Mas ainda não é tudo. Nessa minha observação fui-me apercebendo da ausência de distância nas emoções, entre Manchester, a minha cidade e a minha aldeia. Antes pelo contrário, por vezes até senti inveja dos bichos da minha aldeia, da forma simples como vibravam, sem demasiadas articulações. Por falta de disciplina dei comigo a vestir-me das suas emoções e a observar o meta-bicho que eu era. Desta forma percebi muitas coisas que não tinha percebido antes, desconheci-me. E o que é isto senão o bicho a observar o meta-bicho. Sou obrigado a concluir, portanto, que o meta-bicho só pode ser o bicho que observa o meta-bicho.

Levanto-me indeciso sobre se bebo um chá, se vou à janela observar a noite ou se continuo sentado junto ao aquecedor. Não recordo qual é a minha decisão. Penso sobre o bicho e não sei se há alguma réstia de ironia no que acabo de escrever, mas rendo-me, o meta-bicho é o bicho do desassossego.

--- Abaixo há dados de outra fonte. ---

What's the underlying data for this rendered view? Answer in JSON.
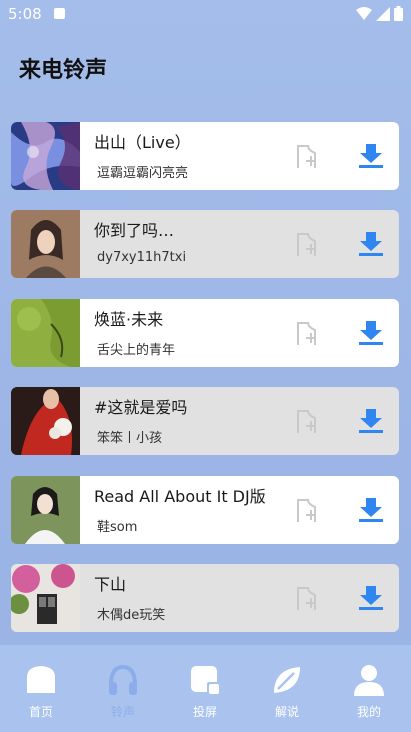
{
  "status": {
    "time": "5:08"
  },
  "page": {
    "title": "来电铃声"
  },
  "songs": [
    {
      "title": "出山（Live）",
      "artist": "逗霸逗霸闪亮亮"
    },
    {
      "title": "你到了吗…",
      "artist": "dy7xy11h7txi"
    },
    {
      "title": "焕蓝·未来",
      "artist": "舌尖上的青年"
    },
    {
      "title": "#这就是爱吗",
      "artist": "笨笨丨小孩"
    },
    {
      "title": "Read All About It   DJ版",
      "artist": "鞋som"
    },
    {
      "title": "下山",
      "artist": "木偶de玩笑"
    }
  ],
  "nav": [
    {
      "label": "首页",
      "icon": "home-icon"
    },
    {
      "label": "铃声",
      "icon": "headphones-icon"
    },
    {
      "label": "投屏",
      "icon": "cast-screen-icon"
    },
    {
      "label": "解说",
      "icon": "leaf-icon"
    },
    {
      "label": "我的",
      "icon": "user-icon"
    }
  ],
  "colors": {
    "accent": "#2f86f0",
    "background": "#a0b9e8",
    "nav_bar": "#a9c3ee"
  }
}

In da Memória da Areia dos Bichos

quinta-feira, 16 de julho de 2015

O primeiro dia do ano da areia

Quando olhamos para a frente verificamos que o número de dias é finito. São exatamente 365. Isso traz-nos alguma serenidade. Sabemos que o de hoje foi o primeiro. Está quase terminado, amanhã será o segundo, e então poderemos recordar o primeiro, percebê-lo com distinção, como ele realmente foi. E não só no segundo dia, mas em todos os outros o poderemos trazer à memória, a ele e a qualquer outro que já tenha passado. Quanto aos dias que faltam nada poderemos fazer, para esses é necessário esperar que aconteçam antes de poderem ser recordados.

Tudo isto é tão óbvio que nem sequer seria digno de nota e não mereceria estas parcas palavras se não fosse um outro facto que entretanto constatei. Este ano é, de acordo com a astronomia Baktun, o ano da areia, aquele que terá 365 dias mas esses dias serão infinitos.

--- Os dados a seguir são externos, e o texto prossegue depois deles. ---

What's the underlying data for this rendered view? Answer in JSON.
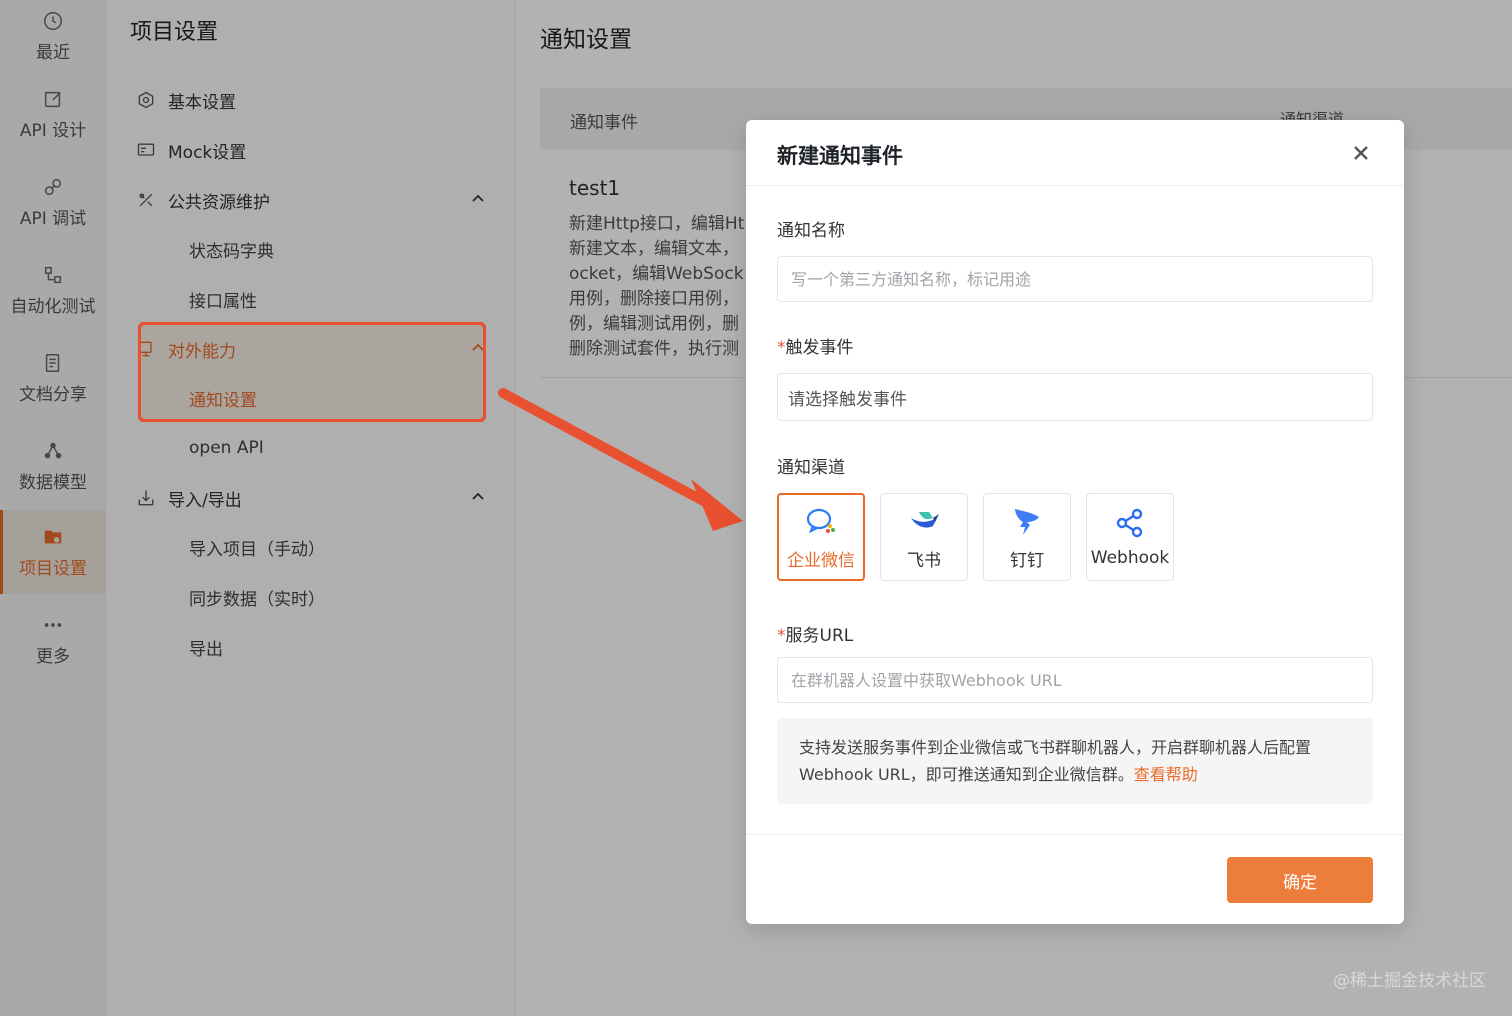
{
  "rail": {
    "items": [
      {
        "label": "最近",
        "icon": "clock-icon"
      },
      {
        "label": "API 设计",
        "icon": "edit-icon"
      },
      {
        "label": "API 调试",
        "icon": "link-icon"
      },
      {
        "label": "自动化测试",
        "icon": "flow-icon"
      },
      {
        "label": "文档分享",
        "icon": "doc-icon"
      },
      {
        "label": "数据模型",
        "icon": "model-icon"
      },
      {
        "label": "项目设置",
        "icon": "folder-gear-icon"
      },
      {
        "label": "更多",
        "icon": "more-icon"
      }
    ]
  },
  "nav": {
    "title": "项目设置",
    "items": {
      "basic": "基本设置",
      "mock": "Mock设置",
      "public": "公共资源维护",
      "status_dict": "状态码字典",
      "api_attr": "接口属性",
      "external": "对外能力",
      "notify": "通知设置",
      "open_api": "open API",
      "import_export": "导入/导出",
      "import_manual": "导入项目（手动）",
      "sync": "同步数据（实时）",
      "export": "导出"
    }
  },
  "main": {
    "title": "通知设置",
    "columns": {
      "event": "通知事件",
      "channel": "通知渠道"
    },
    "row": {
      "name": "test1",
      "desc_lines": [
        "新建Http接口，编辑Ht",
        "新建文本，编辑文本，",
        "ocket，编辑WebSock",
        "用例，删除接口用例，",
        "例，编辑测试用例，删",
        "删除测试套件，执行测"
      ]
    }
  },
  "modal": {
    "title": "新建通知事件",
    "name_label": "通知名称",
    "name_placeholder": "写一个第三方通知名称，标记用途",
    "trigger_required": "*",
    "trigger_label": "触发事件",
    "trigger_placeholder": "请选择触发事件",
    "channel_label": "通知渠道",
    "channels": [
      {
        "label": "企业微信",
        "icon": "wecom-icon",
        "selected": true
      },
      {
        "label": "飞书",
        "icon": "feishu-icon",
        "selected": false
      },
      {
        "label": "钉钉",
        "icon": "dingtalk-icon",
        "selected": false
      },
      {
        "label": "Webhook",
        "icon": "webhook-icon",
        "selected": false
      }
    ],
    "url_required": "*",
    "url_label": "服务URL",
    "url_placeholder": "在群机器人设置中获取Webhook URL",
    "tip_text": "支持发送服务事件到企业微信或飞书群聊机器人，开启群聊机器人后配置Webhook URL，即可推送通知到企业微信群。",
    "tip_link": "查看帮助",
    "ok_label": "确定"
  },
  "colors": {
    "accent": "#e86b28",
    "highlight_border": "#e8502f"
  },
  "watermark": "@稀土掘金技术社区"
}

Ao princípio fiquei surpreendido e não queria acreditar. Como é possível que tenha 365 dias e eles sejam infinitos? Claro que poderia esperar pelo dia de amanhã, ver se o dia de hoje seria o dia de hoje, se ao recordá-lo ele seria exatamente como aconteceu. Se assim fosse, se não vislumbrar nele um qualquer outro primeiro dia, então teria a certeza que este dia era único e ocuparia o seu lugar como sendo o primeiro. Mais ainda, se cada dia impedir outro de usurpar o seu lugar teremos efetivamente 365 dias e eles não poderão ser infinitos.

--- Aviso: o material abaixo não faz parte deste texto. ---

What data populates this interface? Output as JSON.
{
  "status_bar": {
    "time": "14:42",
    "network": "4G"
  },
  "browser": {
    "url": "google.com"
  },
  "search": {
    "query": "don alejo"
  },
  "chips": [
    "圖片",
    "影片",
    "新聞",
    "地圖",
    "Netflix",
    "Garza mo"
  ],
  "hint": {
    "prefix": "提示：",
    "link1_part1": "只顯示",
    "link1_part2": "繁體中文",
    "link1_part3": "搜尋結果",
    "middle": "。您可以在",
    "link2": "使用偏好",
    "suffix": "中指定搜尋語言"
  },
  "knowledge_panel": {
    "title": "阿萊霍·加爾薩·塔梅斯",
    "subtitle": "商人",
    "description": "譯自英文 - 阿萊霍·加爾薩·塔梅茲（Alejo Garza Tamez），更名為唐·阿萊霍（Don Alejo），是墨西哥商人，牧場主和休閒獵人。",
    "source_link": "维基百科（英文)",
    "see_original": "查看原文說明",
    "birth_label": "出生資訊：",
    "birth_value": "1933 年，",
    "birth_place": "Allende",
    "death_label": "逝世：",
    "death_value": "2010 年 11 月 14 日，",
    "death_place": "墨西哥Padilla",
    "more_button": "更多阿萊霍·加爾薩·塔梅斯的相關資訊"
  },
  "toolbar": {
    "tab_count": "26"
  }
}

Contudo, a dúvida levantada impede-me de seguir esta estratégia. E se for verdade? Então não posso esperar pois se o fizer, e resta menos de uma hora para o primeiro dia acabar, se os dias forem infinitos, irei perder a memória deste para poder recordar o outro. Confesso que também não sei o que possa fazer se chegar à conclusão que é verdade, mas ainda assim vou tentar conjeturar como é possível que 365 dias sejam infinitos e depois pensarei como impedir o esvaziamento da memória deste dia.

Ocorre-me que talvez eles sejam mesmo apenas 365 mas que estejam entrelaçados. Que a memória de um dia seja amalgamada com as memórias dos restantes dias. Ou que de facto os dias não possam ser recordados, mas que atribuamos as memórias aos dias para estas serem mais verosímeis. Que quando julgamos recordar um dia estejamos sim a inventá-lo, a juntar um conjunto de memórias e a dar-lhe um nome de dia.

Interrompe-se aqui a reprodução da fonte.